Will A Gaffe Be A 2012 Campaign-Killer? Political Science Says 'No'

Will A Gaffe Be A 2012 Campaign-Killer? Political Science Says 'No'
Republican presidential candidate and former Massachusetts Gov. Mitt Romney leaves the podium after he spoke to reporters about the secretly taped video from one of his campaign fundraising events in Costa Mesa, Calif., Monday, Sept. 17, 2012. (AP Photo/Charles Dharapak)
Republican presidential candidate and former Massachusetts Gov. Mitt Romney leaves the podium after he spoke to reporters about the secretly taped video from one of his campaign fundraising events in Costa Mesa, Calif., Monday, Sept. 17, 2012. (AP Photo/Charles Dharapak)

The pointed question, shouted at Mitt Romney in Poland, that more or less sums up the 2012 campaign season, is "What about your gaffes?" Well, what about them? In the wake of the release of Mitt Romney's donor party video, there's been a lot of breathless talk about Romney's remarks therein being the death knell of his campaign hopes. Bloomberg's Josh Barro bravely offered the firmest conjecture: "You can mark my prediction now: A secret recording from a closed-door Mitt Romney fundraiser, released today by David Corn at Mother Jones, has killed Mitt Romney's campaign for president."

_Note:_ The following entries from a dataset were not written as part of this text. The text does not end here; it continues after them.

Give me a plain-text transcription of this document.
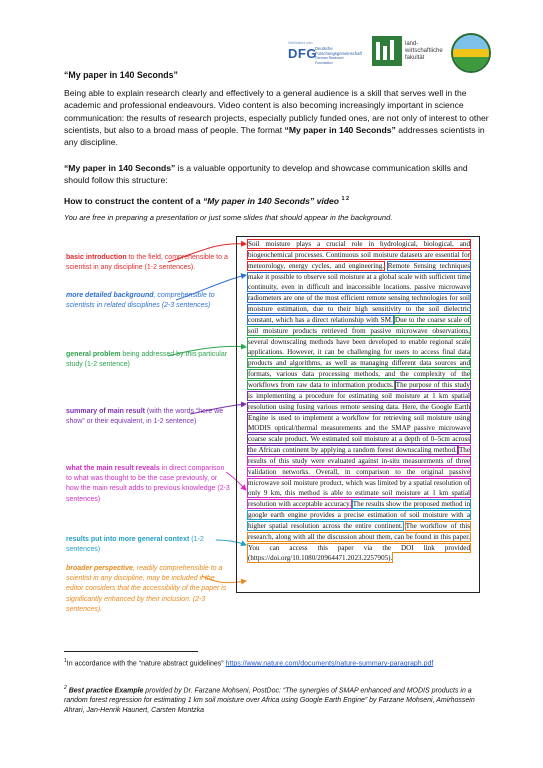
Gefördert von
DFG
Deutsche
Forschungsgemeinschaft
German Research Foundation
land-
wirtschaftliche
fakultät

“My paper in 140 Seconds”

Being able to explain research clearly and effectively to a general audience is a skill that serves well in the academic and professional endeavours. Video content is also becoming increasingly important in science communication: the results of research projects, especially publicly funded ones, are not only of interest to other scientists, but also to a broad mass of people. The format “My paper in 140 Seconds” addresses scientists in any discipline.

“My paper in 140 Seconds” is a valuable opportunity to develop and showcase communication skills and should follow this structure:

How to construct the content of a “My paper in 140 Seconds” video $^{1 2}$

You are free in preparing a presentation or just some slides that should appear in the background.

basic introduction to the field, comprehensible to a scientist in any discipline (1-2 sentences).
more detailed background, comprehensible to scientists in related disciplines (2-3 sentences)
general problem being addressed by this particular study (1-2 sentence)
summary of main result (with the words “here we show” or their equivalent, in 1-2 sentence)
what the main result reveals in direct comparison to what was thought to be the case previously, or how the main result adds to previous knowledge (2-3 sentences)
results put into more general context (1-2 sentences)
broader perspective, readily comprehensible to a scientist in any discipline, may be included if the editor considers that the accessibility of the paper is significantly enhanced by their inclusion. (2-3 sentences).
Soil moisture plays a crucial role in hydrological, biological, and biogeochemical processes. Continuous soil moisture datasets are essential for meteorology, energy cycles, and engineering. Remote Sensing techniques make it possible to observe soil moisture at a global scale with sufficient time continuity, even in difficult and inaccessible locations. passive microwave radiometers are one of the most efficient remote sensing technologies for soil moisture estimation, due to their high sensitivity to the soil dielectric constant, which has a direct relationship with SM. Due to the coarse scale of soil moisture products retrieved from passive microwave observations, several downscaling methods have been developed to enable regional scale applications. However, it can be challenging for users to access final data products and algorithms, as well as managing different data sources and formats, various data processing methods, and the complexity of the workflows from raw data to information products. The purpose of this study is implementing a procedure for estimating soil moisture at 1 km spatial resolution using fusing various remote sensing data. Here, the Google Earth Engine is used to implement a workflow for retrieving soil moisture using MODIS optical/thermal measurements and the SMAP passive microwave coarse scale product. We estimated soil moisture at a depth of 0–5cm across the African continent by applying a random forest downscaling method. The results of this study were evaluated against in-situ measurements of three validation networks. Overall, in comparison to the original passive microwave soil moisture product, which was limited by a spatial resolution of only 9 km, this method is able to estimate soil moisture at 1 km spatial resolution with acceptable accuracy. The results show the proposed method in google earth engine provides a precise estimation of soil moisture with a higher spatial resolution across the entire continent. The workflow of this research, along with all the discussion about them, can be found in this paper. You can access this paper via the DOI link provided (https://doi.org/10.1080/20964471.2023.2257905).
$^1$In accordance with the “nature abstract guidelines” https://www.nature.com/documents/nature-summary-paragraph.pdf
$^2$ Best practice Example provided by Dr. Farzane Mohseni, PostDoc: “The synergies of SMAP enhanced and MODIS products in a random forest regression for estimating 1 km soil moisture over Africa using Google Earth Engine” by Farzane Mohseni, Amirhossein Ahrari, Jan-Henrik Haunert, Carsten Montzka
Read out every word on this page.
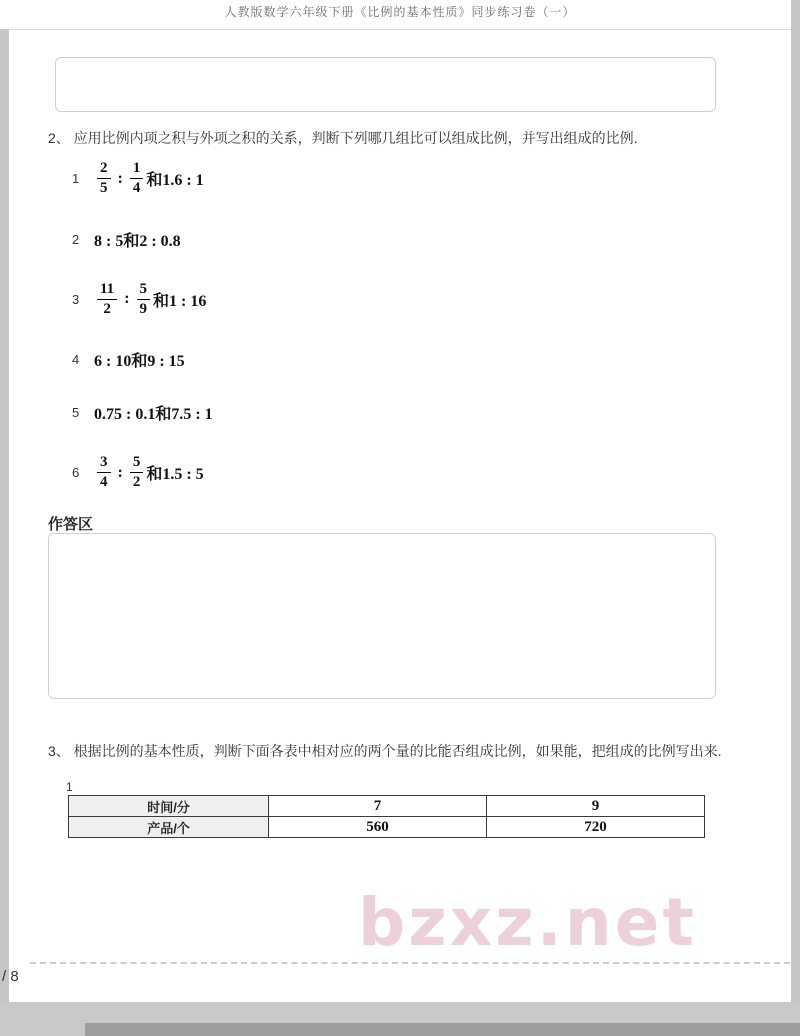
人教版数学六年级下册《比例的基本性质》同步练习卷（一）
2、 应用比例内项之积与外项之积的关系，判断下列哪几组比可以组成比例，并写出组成的比例.
$1 \frac{2}{5}$ : $\frac{1}{4}$ 和1.6 : 1
2 8 : 5和2 : 0.8
$3 \frac{11}{2}$ : $\frac{5}{9}$ 和1 : 16
4 6 : 10和9 : 15
5 0.75 : 0.1和7.5 : 1
$6 \frac{3}{4}$ : $\frac{5}{2}$ 和1.5 : 5
作答区
3、 根据比例的基本性质，判断下面各表中相对应的两个量的比能否组成比例，如果能，把组成的比例写出来.
1
时间/分	7	9
产品/个	560	720
bzxz.net
/ 8
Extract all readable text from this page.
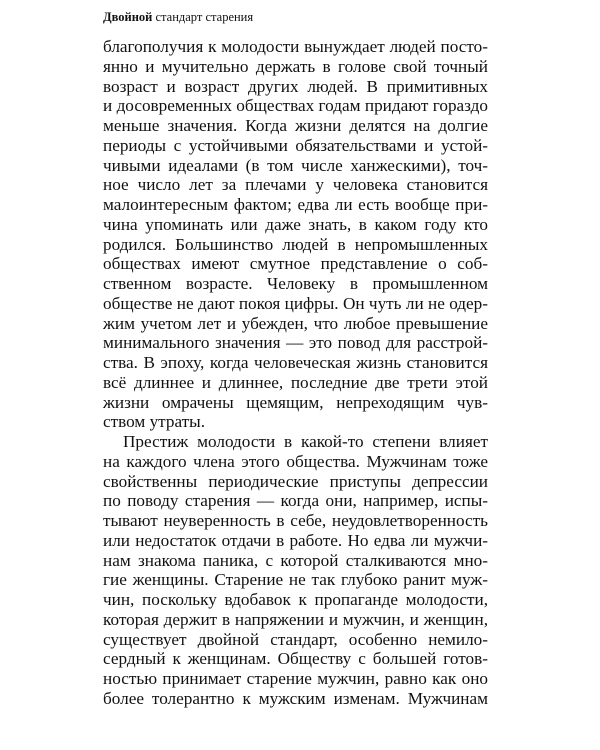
Двойной стандарт старения
благополучия к молодости вынуждает людей посто-
янно и мучительно держать в голове свой точный
возраст и возраст других людей. В примитивных
и досовременных обществах годам придают гораздо
меньше значения. Когда жизни делятся на долгие
периоды с устойчивыми обязательствами и устой-
чивыми идеалами (в том числе ханжескими), точ-
ное число лет за плечами у человека становится
малоинтересным фактом; едва ли есть вообще при-
чина упоминать или даже знать, в каком году кто
родился. Большинство людей в непромышленных
обществах имеют смутное представление о соб-
ственном возрасте. Человеку в промышленном
обществе не дают покоя цифры. Он чуть ли не одер-
жим учетом лет и убежден, что любое превышение
минимального значения — это повод для расстрой-
ства. В эпоху, когда человеческая жизнь становится
всё длиннее и длиннее, последние две трети этой
жизни омрачены щемящим, непреходящим чув-
ством утраты.
Престиж молодости в какой-то степени влияет
на каждого члена этого общества. Мужчинам тоже
свойственны периодические приступы депрессии
по поводу старения — когда они, например, испы-
тывают неуверенность в себе, неудовлетворенность
или недостаток отдачи в работе. Но едва ли мужчи-
нам знакома паника, с которой сталкиваются мно-
гие женщины. Старение не так глубоко ранит муж-
чин, поскольку вдобавок к пропаганде молодости,
которая держит в напряжении и мужчин, и женщин,
существует двойной стандарт, особенно немило-
сердный к женщинам. Обществу с большей готов-
ностью принимает старение мужчин, равно как оно
более толерантно к мужским изменам. Мужчинам
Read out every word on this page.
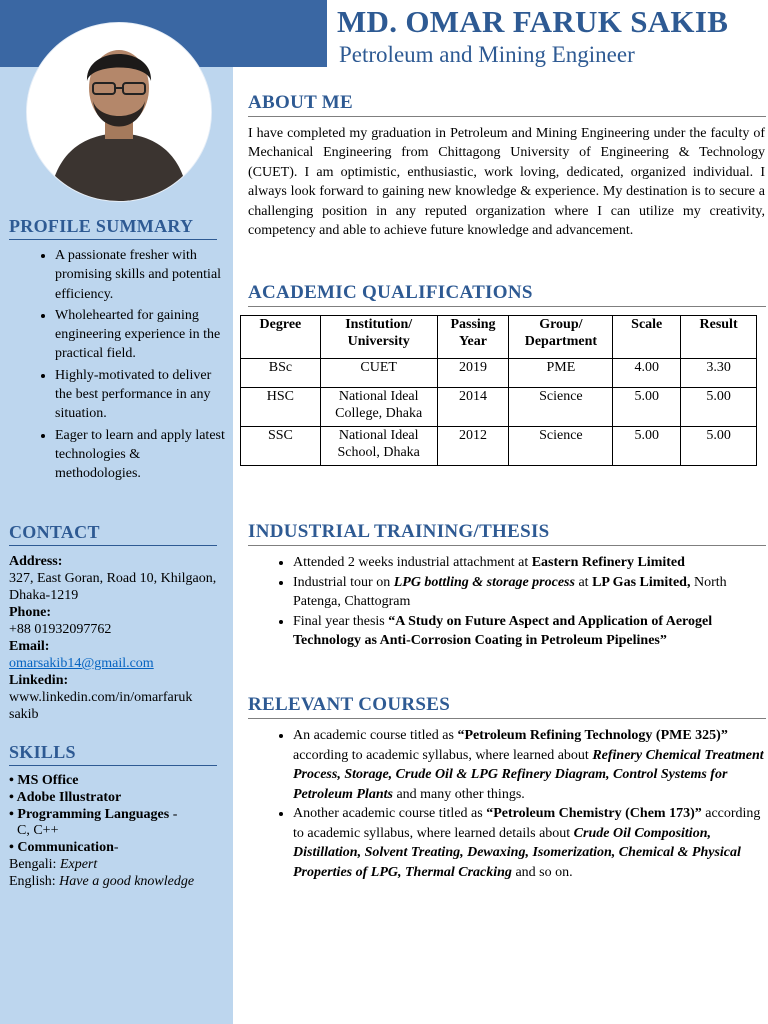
MD. OMAR FARUK SAKIB
Petroleum and Mining Engineer
PROFILE SUMMARY
• A passionate fresher with promising skills and potential efficiency.
• Wholehearted for gaining engineering experience in the practical field.
• Highly-motivated to deliver the best performance in any situation.
• Eager to learn and apply latest technologies & methodologies.
CONTACT
Address:
327, East Goran, Road 10, Khilgaon, Dhaka-1219
Phone:
+88 01932097762
Email:
omarsakib14@gmail.com
Linkedin:
www.linkedin.com/in/omarfaruk sakib
SKILLS
• MS Office
• Adobe Illustrator
• Programming Languages -
C, C++
• Communication-
Bengali: Expert
English: Have a good knowledge
ABOUT ME

I have completed my graduation in Petroleum and Mining Engineering under the faculty of Mechanical Engineering from Chittagong University of Engineering & Technology (CUET). I am optimistic, enthusiastic, work loving, dedicated, organized individual. I always look forward to gaining new knowledge & experience. My destination is to secure a challenging position in any reputed organization where I can utilize my creativity, competency and able to achieve future knowledge and advancement.

ACADEMIC QUALIFICATIONS
Degree	Institution/ University	Passing Year	Group/ Department	Scale	Result
BSc	CUET	2019	PME	4.00	3.30
HSC	National Ideal College, Dhaka	2014	Science	5.00	5.00
SSC	National Ideal School, Dhaka	2012	Science	5.00	5.00
INDUSTRIAL TRAINING/THESIS
• Attended 2 weeks industrial attachment at Eastern Refinery Limited
• Industrial tour on LPG bottling & storage process at LP Gas Limited, North Patenga, Chattogram
• Final year thesis “A Study on Future Aspect and Application of Aerogel Technology as Anti-Corrosion Coating in Petroleum Pipelines”
RELEVANT COURSES
• An academic course titled as “Petroleum Refining Technology (PME 325)” according to academic syllabus, where learned about Refinery Chemical Treatment Process, Storage, Crude Oil & LPG Refinery Diagram, Control Systems for Petroleum Plants and many other things.
• Another academic course titled as “Petroleum Chemistry (Chem 173)” according to academic syllabus, where learned details about Crude Oil Composition, Distillation, Solvent Treating, Dewaxing, Isomerization, Chemical & Physical Properties of LPG, Thermal Cracking and so on.
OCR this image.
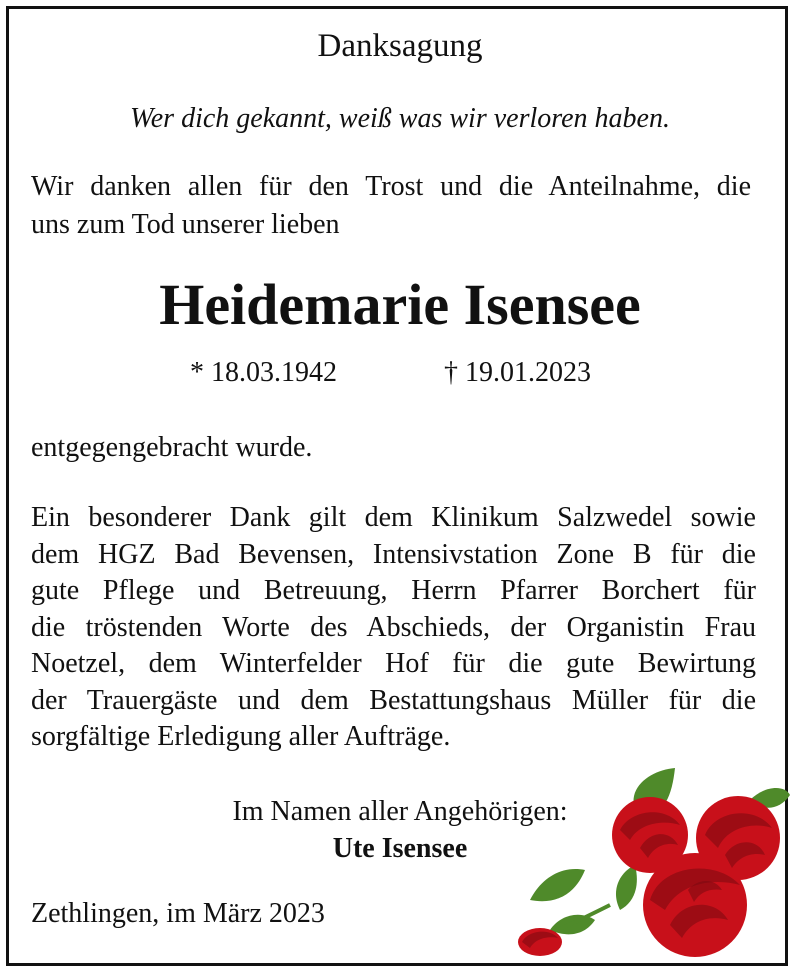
Danksagung
Wer dich gekannt, weiß was wir verloren haben.

Wir danken allen für den Trost und die Anteilnahme, die

uns zum Tod unserer lieben

Heidemarie Isensee
* 18.03.1942	† 19.01.2023
entgegengebracht wurde.

Ein besonderer Dank gilt dem Klinikum Salzwedel sowie

dem HGZ Bad Bevensen, Intensivstation Zone B für die

gute Pflege und Betreuung, Herrn Pfarrer Borchert für

die tröstenden Worte des Abschieds, der Organistin Frau

Noetzel, dem Winterfelder Hof für die gute Bewirtung

der Trauergäste und dem Bestattungshaus Müller für die

sorgfältige Erledigung aller Aufträge.

Im Namen aller Angehörigen:
Ute Isensee
Zethlingen, im März 2023
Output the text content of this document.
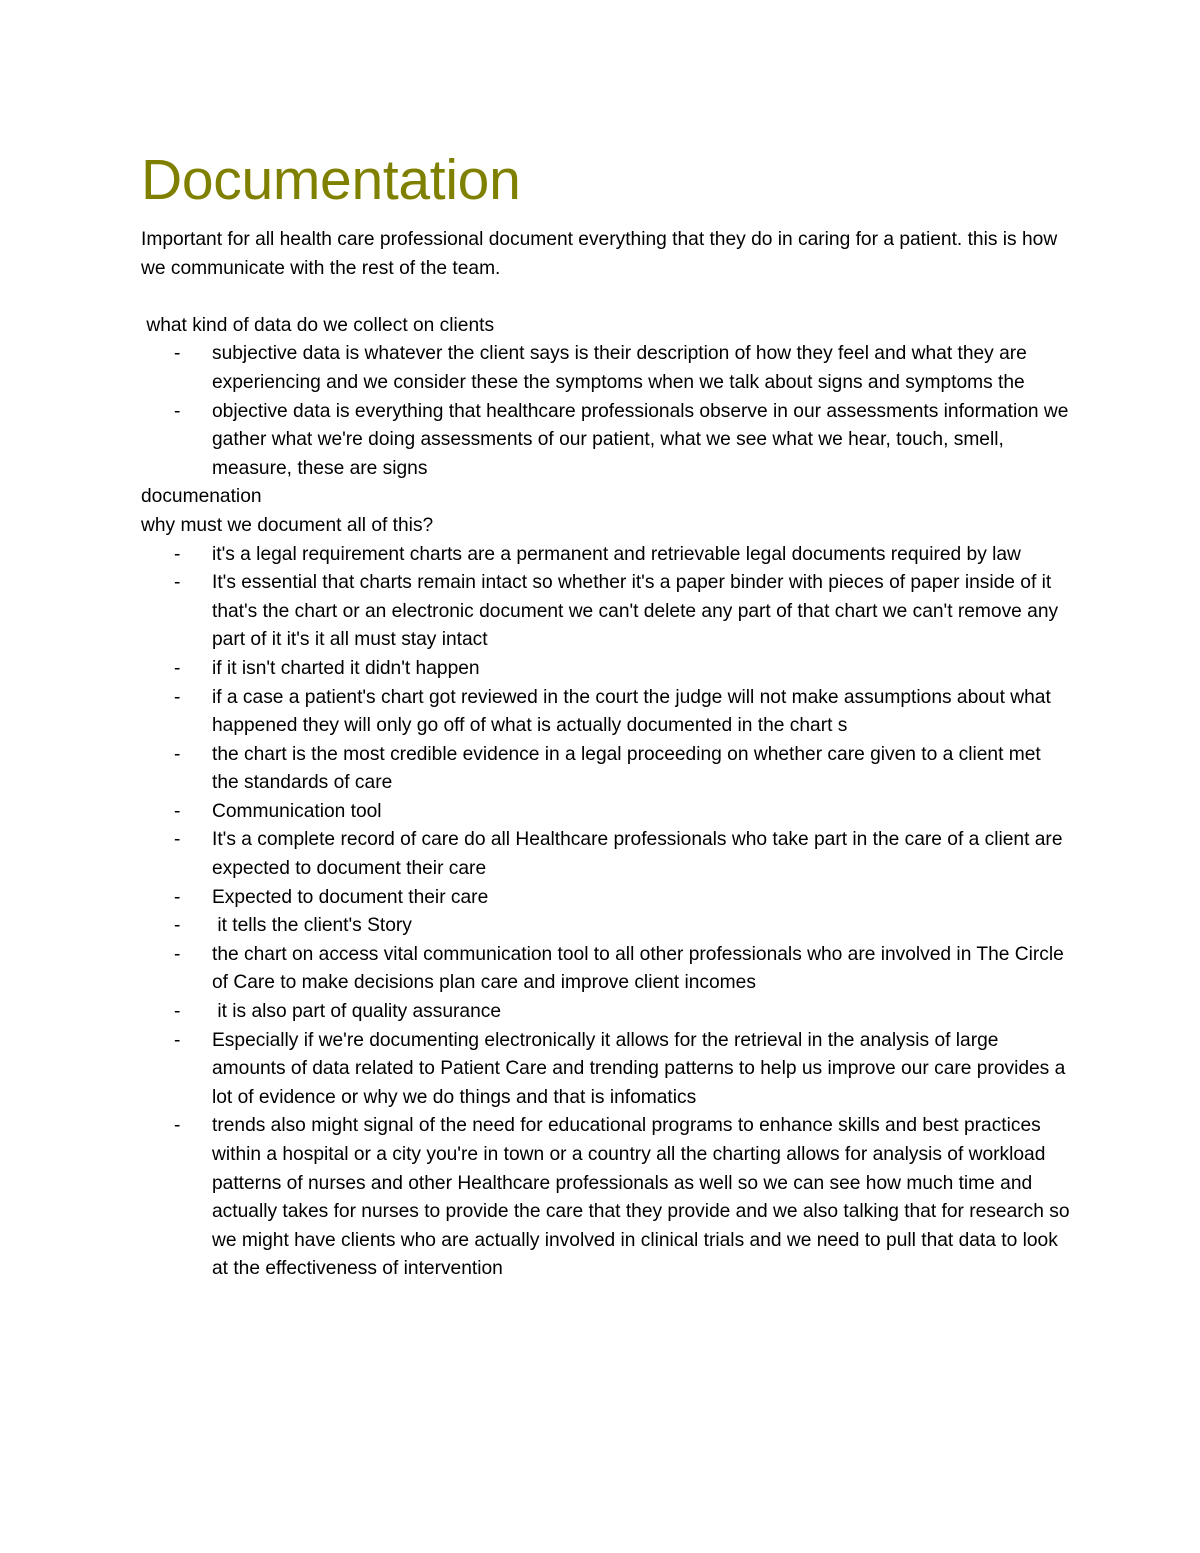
Documentation

Important for all health care professional document everything that they do in caring for a patient. this is how we communicate with the rest of the team.

what kind of data do we collect on clients

-	subjective data is whatever the client says is their description of how they feel and what they are experiencing and we consider these the symptoms when we talk about signs and symptoms the
-	objective data is everything that healthcare professionals observe in our assessments information we gather what we're doing assessments of our patient, what we see what we hear, touch, smell, measure, these are signs

documenation

why must we document all of this?

-	it's a legal requirement charts are a permanent and retrievable legal documents required by law
-	It's essential that charts remain intact so whether it's a paper binder with pieces of paper inside of it that's the chart or an electronic document we can't delete any part of that chart we can't remove any part of it it's it all must stay intact
-	if it isn't charted it didn't happen
-	if a case a patient's chart got reviewed in the court the judge will not make assumptions about what happened they will only go off of what is actually documented in the chart s
-	the chart is the most credible evidence in a legal proceeding on whether care given to a client met the standards of care
-	Communication tool
-	It's a complete record of care do all Healthcare professionals who take part in the care of a client are expected to document their care
-	Expected to document their care
-	it tells the client's Story
-	the chart on access vital communication tool to all other professionals who are involved in The Circle of Care to make decisions plan care and improve client incomes
-	it is also part of quality assurance
-	Especially if we're documenting electronically it allows for the retrieval in the analysis of large amounts of data related to Patient Care and trending patterns to help us improve our care provides a lot of evidence or why we do things and that is infomatics
-	trends also might signal of the need for educational programs to enhance skills and best practices within a hospital or a city you're in town or a country all the charting allows for analysis of workload patterns of nurses and other Healthcare professionals as well so we can see how much time and actually takes for nurses to provide the care that they provide and we also talking that for research so we might have clients who are actually involved in clinical trials and we need to pull that data to look at the effectiveness of intervention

Look, it would be nice if political successes and failures could all be traced back to some frozen moment on the campaign trail instead of a complicated combination of economic factors, overall campaign management, on-the-ground organization, and voters brought to the polls to make a simple choice that sums up their values and aspirations at the place where the personal and political intersect.

But it's very, very possible to overstate the effect of so-called gaffes, and in times such as these, I look to people like The Monkey Cage's John Sides to dispel the charged air with some sensible political science. And Sides' numbers suggest that the big 2012 "gaffes" aren't moving the needle. Per Sides: "No discernible or certainly consequential movement because of Obama's two 'gaffes.' The only movement after Romney's comments about the Libya attack is in his favor, thanks largely to the probably inevitable tightening after Obama's convention bump."

He has a graph that will finally make this clear.

gaffes and polls

From this perspective, the story of the race seems pretty by-the-book. Obama enjoys a fairly consistent, fairly small lead over Romney. Romney narrowed the gap toward the end of August. Obama bounced it wide open some time after. Now we're back to the narrow Obama lead. (As the Washington Post's Aaron Blake reports, "the bounce that Obama got from the convention is essentially gone.") Those "gaffes" aren't having the sort of impact that justifies their hype.

Of course, campaigns that make a lot of mistakes tend to lose, and since Romney has clearly been pulled into this discussion over his donor party remarks against his desires, he's certainly vulnerable now to the sorts of errors you can make when you lose control of the conversation. And as Kevin Drum points out, Romney's control of that conversation could come to be lost by his nominal allies: "The damage Romney did to himself by privately pandering to this sentiment is bad enough already. But the most unhinged segment of his supporters is going to make it even worse, repeating his argument endlessly in far cruder terms than Romney did."

Conversely, there's always the chance that Team Obama Re-Elect overplays whatever hand they now think they've been dealt. But the larger point is this: Just as they say "it's not the crime that kills you, but the coverup," it's not the gaffe that kills you, but everything that comes after. And from there, you get into unmeasureable hypotheticals. Per Sides:

The best argument you can make about these gaffes is sort of a woolly counterfactual: "Well, if it hadn't been for the release of Romney's video today, Romney would have been able to accomplish X, Y, and Z, which would have helped him win the election." Like any counterfactual, there is some plausibility -- yes, Romney would rather talk about the unemployment rate than these comments.

But like any counterfactual, it's predicated on assumptions about what the world would have looked like without these comments.

Maybe Romney's "47 percent" remarks will prove to be some sort of "game changer." But go read Sides' whole post on the matter -- as you'll see, there's no 2008 precedent for a candidacy-scuttling "gaffe" either.